Wonderland caught up with Martine Rose and Alex Mattsson to chat through the collaboration.

Screen Shot 2013-07-24 at 12.04.01   WONDERLAND: You both have a long-standing creative partnership with the 1991-spawned brand. Why do you both enjoy working with CAT? Do they offer as much creative breathing space as they seem to?

 Martine Rose:My collaboration with CAT has been ongoing since 1998, when they supported my very first catwalk show as part of MAN. We subsequently worked together for another four seasons, with three full collaborations that were stocked in Colette in Paris and ASOS. When they approached me to be part of this project, I was really excited!  I have never worked with Alex before, but I‘m looking forward to it. The space they gave me is so rare in this industry. They completely supported my process and ideas, and facilitated them as much as they possible.  I was really spoilt, it was an incredible luxury.

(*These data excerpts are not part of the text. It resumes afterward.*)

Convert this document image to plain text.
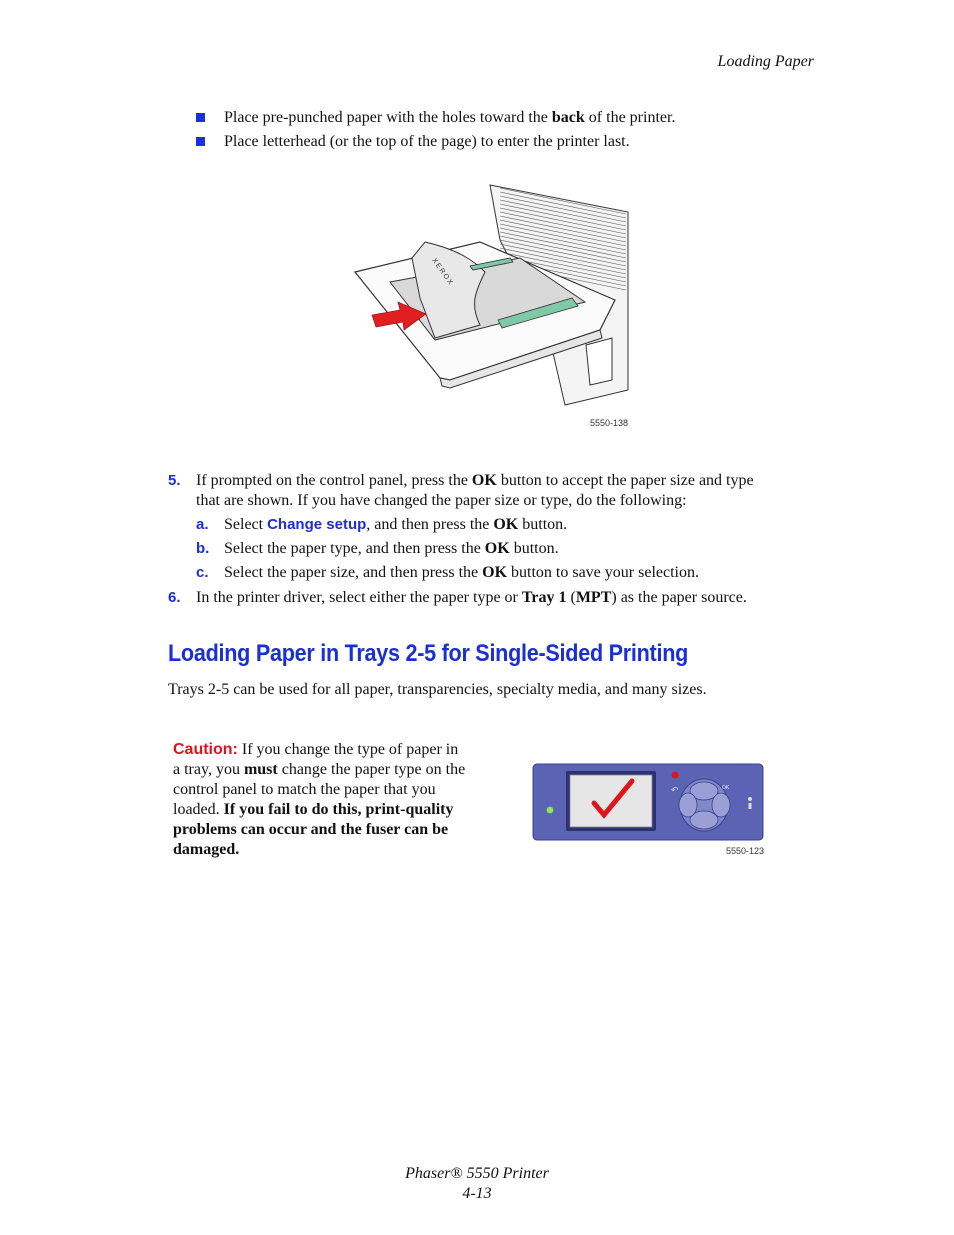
Loading Paper
Place pre-punched paper with the holes toward the back of the printer.
Place letterhead (or the top of the page) to enter the printer last.
XEROX
5550-138
5. If prompted on the control panel, press the OK button to accept the paper size and type
that are shown. If you have changed the paper size or type, do the following:
a. Select Change setup, and then press the OK button.
b. Select the paper type, and then press the OK button.
c. Select the paper size, and then press the OK button to save your selection.
6. In the printer driver, select either the paper type or Tray 1 (MPT) as the paper source.
Loading Paper in Trays 2-5 for Single-Sided Printing
Trays 2-5 can be used for all paper, transparencies, specialty media, and many sizes.
Caution: If you change the type of paper in
a tray, you must change the paper type on the
control panel to match the paper that you
loaded. If you fail to do this, print-quality
problems can occur and the fuser can be
damaged.
↶	OK
5550-123
Phaser® 5550 Printer
4-13
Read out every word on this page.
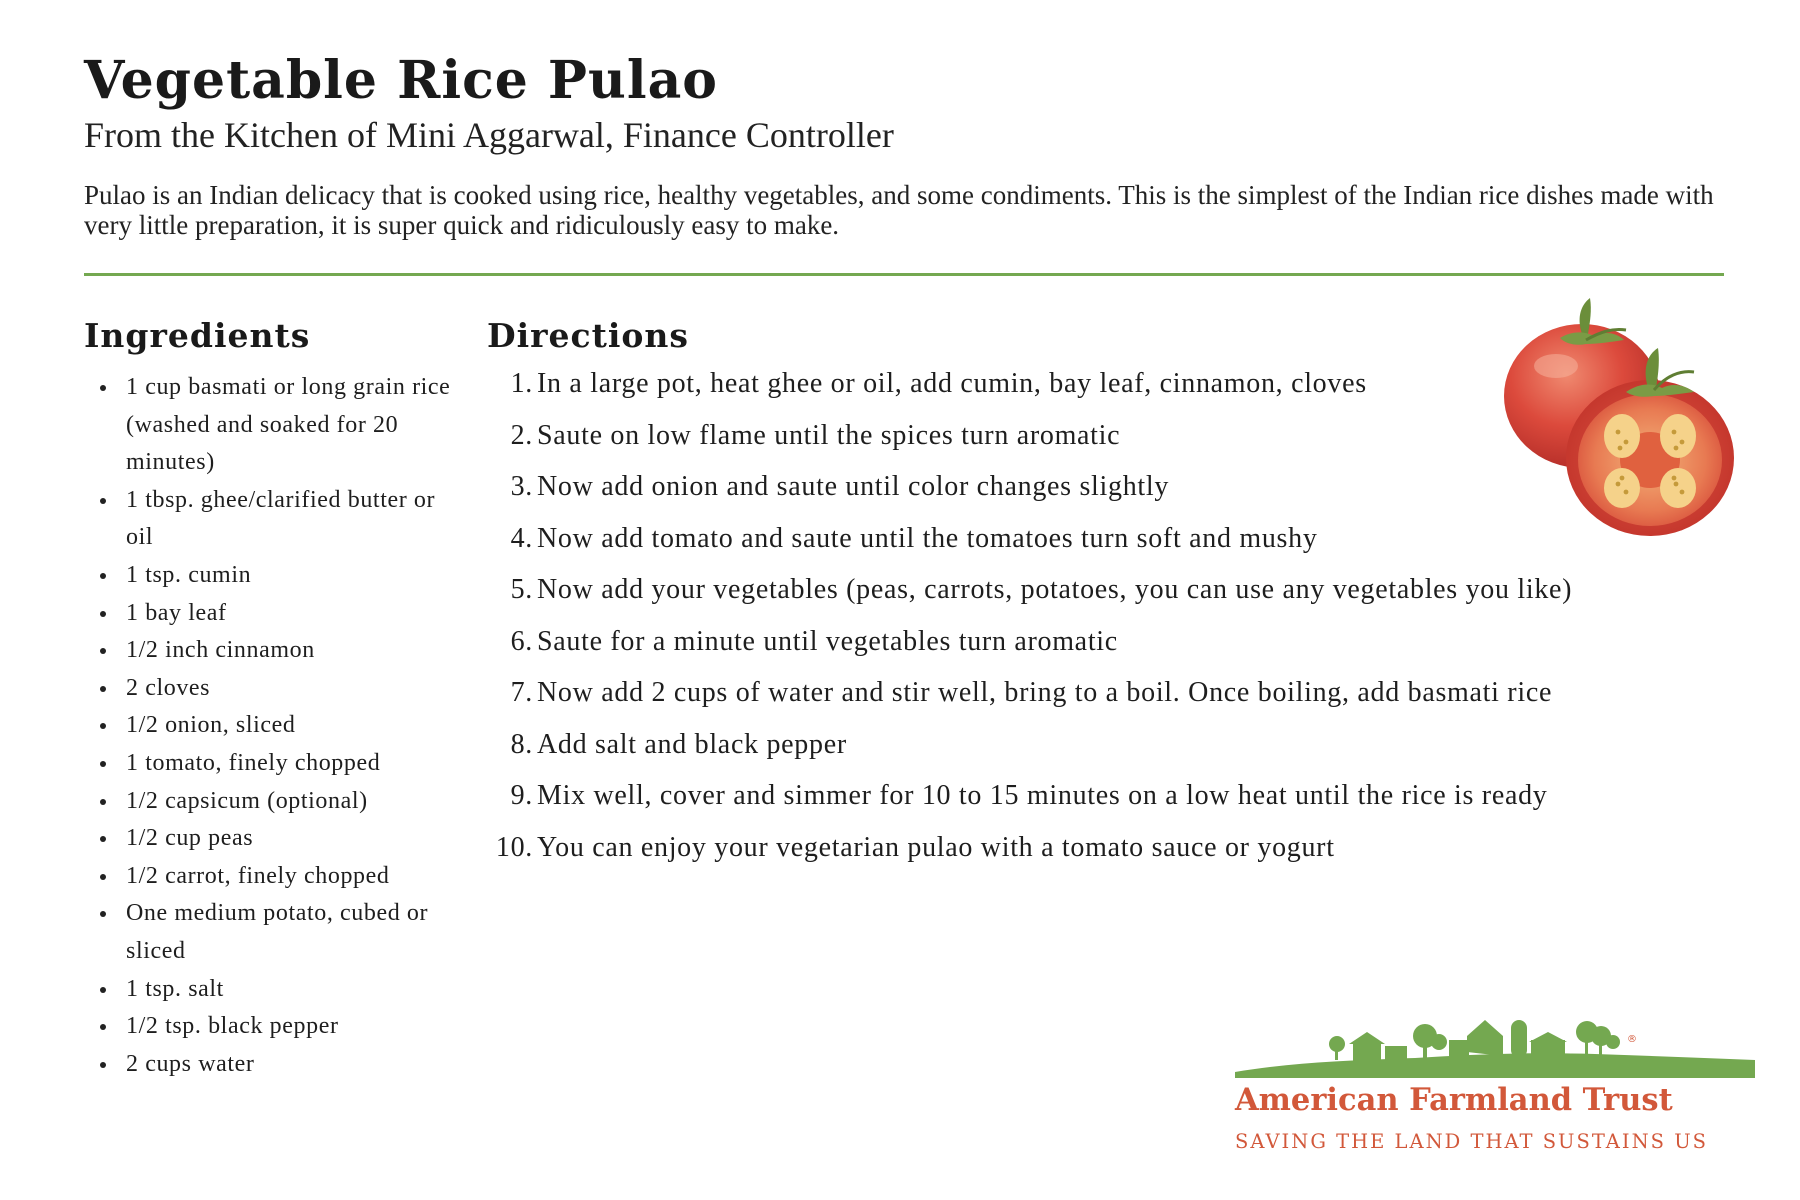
Vegetable Rice Pulao

From the Kitchen of Mini Aggarwal, Finance Controller

Pulao is an Indian delicacy that is cooked using rice, healthy vegetables, and some condiments. This is the simplest of the Indian rice dishes made with very little preparation, it is super quick and ridiculously easy to make.

Ingredients
1 cup basmati or long grain rice (washed and soaked for 20 minutes)
1 tbsp. ghee/clarified butter or oil
1 tsp. cumin
1 bay leaf
1/2 inch cinnamon
2 cloves
1/2 onion, sliced
1 tomato, finely chopped
1/2 capsicum (optional)
1/2 cup peas
1/2 carrot, finely chopped
One medium potato, cubed or sliced
1 tsp. salt
1/2 tsp. black pepper
2 cups water
Directions
1. In a large pot, heat ghee or oil, add cumin, bay leaf, cinnamon, cloves
2. Saute on low flame until the spices turn aromatic
3. Now add onion and saute until color changes slightly
4. Now add tomato and saute until the tomatoes turn soft and mushy
5. Now add your vegetables (peas, carrots, potatoes, you can use any vegetables you like)
6. Saute for a minute until vegetables turn aromatic
7. Now add 2 cups of water and stir well, bring to a boil. Once boiling, add basmati rice
8. Add salt and black pepper
9. Mix well, cover and simmer for 10 to 15 minutes on a low heat until the rice is ready
10. You can enjoy your vegetarian pulao with a tomato sauce or yogurt
®

American Farmland Trust

SAVING THE LAND THAT SUSTAINS US
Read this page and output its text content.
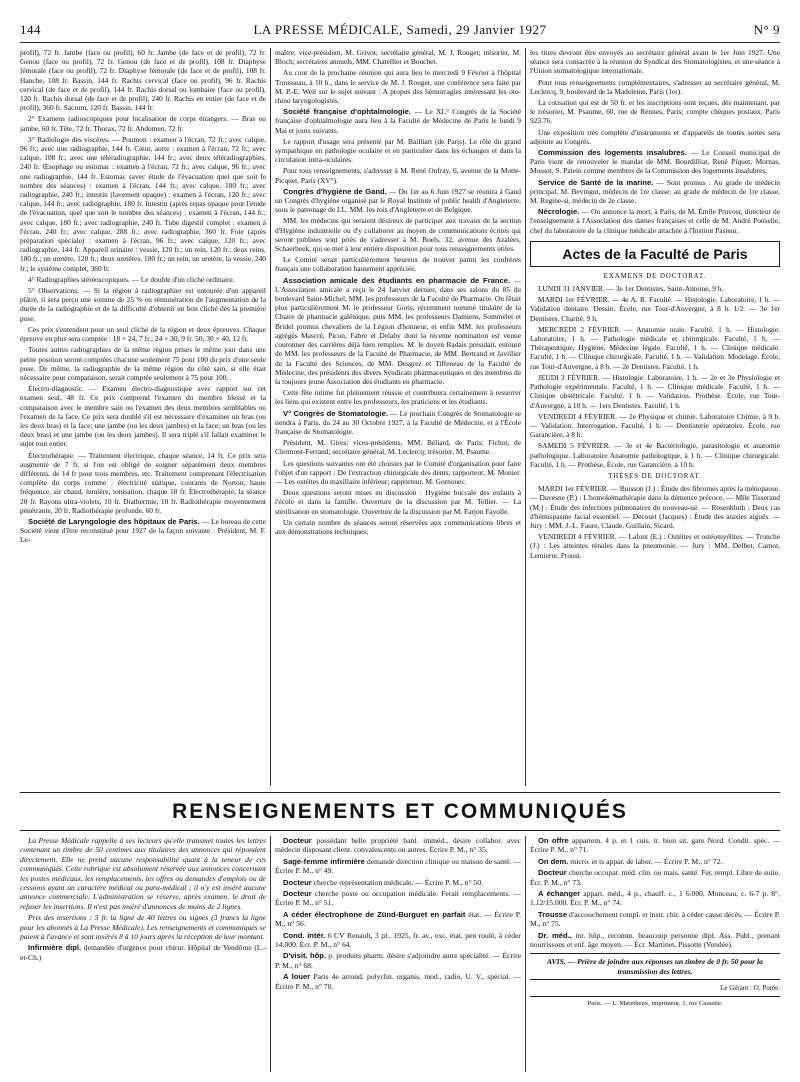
144	LA PRESSE MÉDICALE, Samedi, 29 Janvier 1927	N° 9

profil), 72 fr. Jambe (face ou profil), 60 fr. Jambe (de face et de profil), 72 fr. Genou (face ou profil), 72 fr. Genou (de face et de profil), 108 fr. Diaphyse fémorale (face ou profil), 72 fr. Diaphyse fémorale (de face et de profil), 108 fr. Hanche, 108 fr. Bassin, 144 fr. Rachis cervical (face ou profil), 96 fr. Rachis cervical (de face et de profil), 144 fr. Rachis dorsal ou lombaire (face ou profil), 120 fr. Rachis dorsal (de face et de profil), 240 fr. Rachis en entier (de face et de profil), 360 fr. Sacrum, 120 fr. Bassin, 144 fr.

2° Examens radioscopiques pour localisation de corps étrangers. — Bras ou jambe, 60 fr. Tête, 72 fr. Thorax, 72 fr. Abdomen, 72 fr.

3° Radiologie des viscères. — Poumon : examen à l'écran, 72 fr.; avec calque, 96 fr.; avec une radiographie, 144 fr. Cœur, aorte : examen à l'écran, 72 fr.; avec calque, 108 fr.; avec une téléradiographie, 144 fr.; avec deux téléradiographies, 240 fr. Œsophage ou estomac : examen à l'écran, 72 fr.; avec calque, 96 fr.; avec une radiographie, 144 fr. Estomac (avec étude de l'évacuation quel que soit le nombre des séances) : examen à l'écran, 144 fr.; avec calque, 180 fr.; avec radiographie, 240 fr.; intestin (lavement opaque) : examen à l'écran, 120 fr.; avec calque, 144 fr.; avec radiographie, 180 fr. Intestin (après repas opaque pour l'étude de l'évacuation, quel que soit le nombre des séances) : examen à l'écran, 144 fr.; avec calque, 180 fr.; avec radiographie, 240 fr. Tube digestif complet : examen à l'écran, 240 fr.; avec calque, 288 fr.; avec radiographie, 360 fr. Foie (après préparation spéciale) : examen à l'écran, 96 fr.; avec calque, 120 fr.; avec radiographie, 144 fr. Appareil urinaire : vessie, 120 fr.; un rein, 120 fr.; deux reins, 180 fr.; un uretère, 120 fr.; deux uretères, 180 fr.; un rein, un uretère, la vessie, 240 fr.; le système complet, 360 fr.

4° Radiographies stéréoscopiques. — Le double d'un cliché ordinaire.

5° Observations. — Si la région à radiographier est entourée d'un appareil plâtré, il sera perçu une somme de 25 % en rémunération de l'augmentation de la durée de la radiographie et de la difficulté d'obtenir un bon cliché dès la première pose.

Ces prix s'entendent pour un seul cliché de la région et deux épreuves. Chaque épreuve en plus sera comptée : 18 × 24, 7 fr.; 24 × 30, 9 fr. 50; 30 × 40, 12 fr.

Toutes autres radiographies de la même région prises le même jour dans une petite position seront comptées chacune seulement 75 pour 100 du prix d'une seule pose. De même, la radiographie de la même région du côté sain, si elle était nécessaire pour comparaison, serait comptée seulement à 75 pour 100.

Électro-diagnostic. — Examen électro-diagnostique avec rapport sur cet examen seul, 48 fr. Ce prix comprend l'examen du membre blessé et la comparaison avec le membre sain ou l'examen des deux membres semblables ou l'examen de la face. Ce prix sera doublé s'il est nécessaire d'examiner un bras (ou les deux bras) et la face; une jambe (ou les deux jambes) et la face; un bras (ou les deux bras) et une jambe (ou les deux jambes). Il sera triplé s'il fallait examiner le sujet tout entier.

Électrothérapie. — Traitement électrique, chaque séance, 14 fr. Ce prix sera augmenté de 7 fr. si l'on est obligé de soigner séparément deux membres différents, de 14 fr pour trois membres, etc. Traitement comprenant l'électrisation complète du corps comme : électricité statique, courants de Norton, haute fréquence, air chaud, lumière, ionisation, chaque 18 fr. Électrothérapie, la séance 20 fr. Rayons ultra-violets, 10 fr. Diathermie, 10 fr. Radiothérapie moyennement pénétrante, 20 fr. Radiothérapie profonde, 60 fr.

Société de Laryngologie des hôpitaux de Paris. — Le bureau de cette Société vient d'être reconstitué pour 1927 de la façon suivante : Président, M. F. Le-

maître; vice-président, M. Grivot; secrétaire général, M. J. Rouget; trésorier, M. Bloch; secrétaires annuels, MM. Chatellier et Bouchet.

Au cour de la prochaine réunion qui aura lieu le mercredi 9 Février à l'hôpital Trousseau, à 10 h., dans le service de M. J. Rouget, une conférence sera faite par M. P.-E. Weil sur le sujet suivant : A propos des hémorragies intéressant les oto-rhino laryngologistes.

Société française d'ophtalmologie. — Le XL° Congrès de la Société française d'ophtalmologie aura lieu à la Faculté de Médecine de Paris le lundi 9 Mai et jours suivants.

Le rapport d'usage sera présenté par M. Bailliart (de Paris). Le rôle du grand sympathique en pathologie oculaire et en particulier dans les échanges et dans la circulation intra-oculaires.

Pour tous renseignements, s'adresser à M. René Onfray, 6, avenue de la Motte-Picquet, Paris (XV°).

Congrès d'hygiène de Gand. — Du 1er au 6 Juin 1927 se réunira à Gand un Congrès d'hygiène organisé par le Royal Institute of public health d'Angleterre, sous le patronage de LL. MM. les rois d'Angleterre et de Belgique.

MM. les médecins qui seraient désireux de participer aux travaux de la section d'Hygiène industrielle ou d'y collaborer au moyen de communications écrites qui seront publiées sont priés de s'adresser à M. Boels, 32, avenue des Azalées, Schaerbeek, qui se met à leur entière disposition pour tous renseignements utiles.

Le Comité serait particulièrement heureux de trouver parmi les confrères français une collaboration hautement appréciée.

Association amicale des étudiants en pharmacie de France. — L'Association amicale a reçu le 24 Janvier dernier, dans ses salons du 85 du boulevard Saint-Michel, MM. les professeurs de la Faculté de Pharmacie. On fêtait plus particulièrement M. le professeur Goris, récemment nommé titulaire de la Chaire de pharmacie galénique, puis MM. les professeurs Damiens, Sommelet et Bridel promus chevaliers de la Légion d'honneur, et enfin MM. les professeurs agrégés Mascré, Picon, Fabre et Delaby dont la récente nomination est venue couronner des carrières déjà bien remplies. M. le doyen Radais présidait, entouré de MM. les professeurs de la Faculté de Pharmacie, de MM. Bertrand et Javillier de la Faculté des Sciences, de MM. Desgrez et Tiffeneau de la Faculté de Médecine, des présidents des divers Syndicats pharmaceutiques et des membres de la toujours jeune Association des étudiants en pharmacie.

Cette fête intime fut pleinement réussie et contribuera certainement à resserrer les liens qui existent entre les professeurs, les praticiens et les étudiants.

V° Congrès de Stomatologie. — Le prochain Congrès de Stomatologie se tiendra à Paris, du 24 au 30 Octobre 1927, à la Faculté de Médecine, et à l'École française de Stomatologie.

Président, M. Gires; vices-présidents, MM. Béliard, de Paris; Fichot, de Clermont-Ferrand; secrétaire général, M. Leclercq; trésorier, M. Psaume.

Les questions suivantes ont été choisies par le Comité d'organisation pour faire l'objet d'un rapport : De l'extraction chirurgicale des dents; rapporteur, M. Monier. — Les ostéites du maxillaire inférieur; rapporteur, M. Gornouec.

Deux questions seront mises en discussion : Hygiène buccale des enfants à l'école et dans la famille. Ouverture de la discussion par M. Tellier. — La stérilisation en stomatologie. Ouverture de la discussion par M. Farjon Fayolle.

Un certain nombre de séances seront réservées aux communications libres et aux démonstrations techniques;

les titres devront être envoyés au secrétaire général avant le 1er Juin 1927. Une séance sera consacrée à la réunion du Syndicat des Stomatologistes, et une séance à l'Union stomatologique internationale.

Pour tous renseignements complémentaires, s'adresser au secrétaire général, M. Leclercq, 9, boulevard de la Madeleine, Paris (1er).

La cotisation qui est de 50 fr. et les inscriptions sont reçues, dès maintenant, par le trésorier, M. Psaume, 60, rue de Rennes, Paris; compte chèques postaux, Paris 923.76.

Une exposition très complète d'instruments et d'appareils de toutes sortes sera adjointe au Congrès.

Commission des logements insalubres. — Le Conseil municipal de Paris vient de renouveler le mandat de MM. Bourdilliat, René Piquet, Mornas, Mossot, S. Patein comme membres de la Commission des logements insalubres.

Service de Santé de la marine. — Sont promus : Au grade de médecin principal, M. Bevingut, médecin de 1re classe; au grade de médecin de 1re classe, M. Regine-si, médecin de 2e classe.

Nécrologie. — On annonce la mort, à Paris, de M. Émile Pruvost, directeur de l'enseignement à l'Association des dames françaises et celle de M. André Pouselle, chef du laboratoire de la clinique médicale attachée à l'Institut Pasteur.

Actes de la Faculté de Paris
EXAMENS DE DOCTORAT.

LUNDI 31 JANVIER. — 3e 1er Dentistes. Saint-Antoine, 9 h.

MARDI 1er FÉVRIER. — 4e A. R. Faculté. — Histologie. Laboratoire, 1 h. — Validation dentaire. Dessin. École, rue Tour-d'Auvergne, à 8 h. 1/2. — 3e 1er Dentistes. Charité, 9 h.

MERCREDI 2 FÉVRIER. — Anatomie orale. Faculté, 1 h. — Histologie. Laboratoire, 1 h. — Pathologie médicale et chirurgicale. Faculté, 1 h. — Thérapeutique, Hygiène, Médecine légale. Faculté, 1 h. — Clinique médicale. Faculté, 1 h. — Clinique chirurgicale. Faculté, 1 h. — Validation. Modelage. École, rue Tour-d'Auvergne, à 8 h. — 2e Dentistes. Faculté, 1 h.

JEUDI 3 FÉVRIER. — Histologie. Laboratoire, 1 h. — 2e et 3e Physiologie et Pathologie expérimentale. Faculté, 1 h. — Clinique médicale. Faculté, 1 h. — Clinique obstétricale. Faculté, 1 h. — Validation. Prothèse. École, rue Tour-d'Auvergne, à 10 h. — 1ers Dentistes. Faculté, 1 h.

VENDREDI 4 FÉVRIER. — 2e Physique et chimie. Laboratoire Chimie, à 9 h. — Validation. Interrogation. Faculté, 1 h. — Dentisterie opératoire. École, rue Garancière, à 8 h.

SAMEDI 5 FÉVRIER. — 3e et 4e Bactériologie, parasitologie et anatomie pathologique. Laboratoire Anatomie pathologique, à 1 h. — Clinique chirurgicale. Faculté, 1 h. — Prothèse. École, rue Garancière, à 10 h.

THÈSES DE DOCTORAT.

MARDI 1er FÉVRIER. — Buisson (J.) : Étude des fibromes après la ménopause. — Davesne (P.) : L'homokémathérapie dans la démence précoce. — Mlle Tisserand (M.) : Étude des infections pulmonaires du nouveau-né. — Rosenbluth : Deux cas d'hémispasme facial essentiel. — Decourt (Jacques) : Étude des ataxies aiguës. — Jury : MM. J.-L. Faure, Claude, Guillain, Sicard.

VENDREDI 4 FÉVRIER. — Lafont (E.) : Ostéites et ostéomyélites. — Tronche (J.) : Les atteintes rénales dans la pneumonie. — Jury : MM. Delbet, Carnot, Lemierre, Proust.

RENSEIGNEMENTS ET COMMUNIQUÉS

La Presse Médicale rappelle à ses lecteurs qu'elle transmet toutes les lettres contenant un timbre de 50 centimes aux titulaires des annonces qui répondent directement. Elle ne prend aucune responsabilité quant à la teneur de ces communiqués. Cette rubrique est absolument réservée aux annonces concernant les postes médicaux, les remplacements, les offres ou demandes d'emplois ou de cessions ayant un caractère médical ou para-médical ; il n'y est inséré aucune annonce commerciale. L'administration se réserve, après examen, le droit de refuser les insertions. Il n'est pas inséré d'annonces de moins de 2 lignes.

Prix des insertions : 5 fr. la ligne de 40 lettres ou signes (3 francs la ligne pour les abonnés à La Presse Médicale). Les renseignements et communiqués se paient à l'avance et sont insérés 8 à 10 jours après la réception de leur montant.

Infirmière dipl. demandée d'urgence pour chirur. Hôpital de Vendôme (L.-et-Ch.)

Docteur possédant belle propriété banl. imméd., désire collabor. avec médecin disposant client. convalescents ou autres. Écrire P. M., n° 35.

Sage-femme infirmière demande direction clinique ou maison de santé. — Écrire P. M., n° 49.

Docteur cherche représentation médicale. — Écrire P. M., n° 50.

Docteur cherche poste ou occupation médicale. Ferait remplacements. — Écrire P. M., n° 51.

A céder électrophone de Zünd-Burguet en parfait état. — Écrire P. M., n° 56.

Cond. intér. 6 CV Renault, 3 pl., 1925, fr. av., exc. état, pen roulé, à céder 14.000. Écr. P. M., n° 64.

D'visit. hôp. p. produits pharm. désire s'adjoindre autre spécialité. — Écrire P. M., n° 68.

A louer Paris 4e arrond. polyclin. organis. mod., radio, U. V., spécial. — Écrire P. M., n° 70.

On offre appartem. 4 p. et 1 cuis. tr. bien sit. gare Nord. Condit. spéc. — Écrire P. M., n° 71.

On dem. micro. et ts appar. de labor. — Écrire P. M., n° 72.

Docteur cherche occupat. méd. clin. ou mais. santé. Fer. rempl. Libre de suite. Écr. P. M., n° 73.

A échanger appart. méd., 4 p., chauff. c., 1 6.000, Monceau, c. 6-7 p. 8°, 1.12/15.000. Écr. P. M., n° 74.

Trousse d'accouchement compl. et instr. chir. à céder cause décès. — Écrire P. M., n° 75.

Dr. méd., int. hôp., recomm. beaucoup personne dipl. Ass. Publ., prenant nourrissons et enf. âge moyen. — Écr. Martinet, Pissotte (Vendée).

AVIS. — Prière de joindre aux réponses un timbre de 0 fr. 50 pour la transmission des lettres.
Le Gérant : O. Porée.
Paris. — L. Maretheux, imprimeur, 1, rue Cassette.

Alex Mattson: Martine Rose and James Long who have done it in the past. I was kind of the next in line. I needed shoes for a few A/W13 shows I was doing and they do work-wear type shoes, so that’s how I got in touch with them in the first place. In terms of creative freedom, I just drew the designs, around five in total, and they picked the ones they liked, and we put it all into the final design – it’s dream situation for a designer. At the end of the day, we are trying to make a product that’s going to work in a shop and sell and still be wearable.

 

 

M Rose x CAT

Alex, you were asked to design a shoe for the project. The last time I spoke you, you were working some Mexican gangster-meets-Sergio Leone vibes into a collab with Zebra Katz. What were your key inspirations this time round?

AM: Good question. In the cuts and shapes I want to use tech fabrics; I want to do futuristic twists on work-wear. I’m inspired by the idea of inner-space in the human mind – the universe that’s inside your head that you only access when you’re meditating, or even in dreams. I started looking into all this stuff. I found an artist call Alex Grey who I’ve referred to in the past. He does Divine art, it’s not necessarily religious – it’s inner space. So as far as prints go they’re kind of psychedelic and dreamy. It’s mixed with a tech-work-wear foundation.

Martine Men's project AW12

What are you looking for in submissions? Energy? Flare? Originality?

MR: A point of view mainly, but of course flare and energy help.  As nothing is really completely original, I would be looking for an interesting interpretation of an idea that perhaps already exists.  I want to believe it, basically. A sense of joy, too, is essential.

 

Did you guys enjoy working together?

AM: We haven’t worked together directly yet, but CAT has an amazing track record. I remember when Martine was working with them, it was great to see the kind of space she was given. It’s limitless – you can kind of do whatever you want. They are a massive company, they have all sorts of materials you need, anything you ask for, they have it. Any sort of hardware and stuff… It’s really exciting to work for a company that can make your ideas happen in a really nice, professional way and I could really see that in James’ and Martine’s previous work.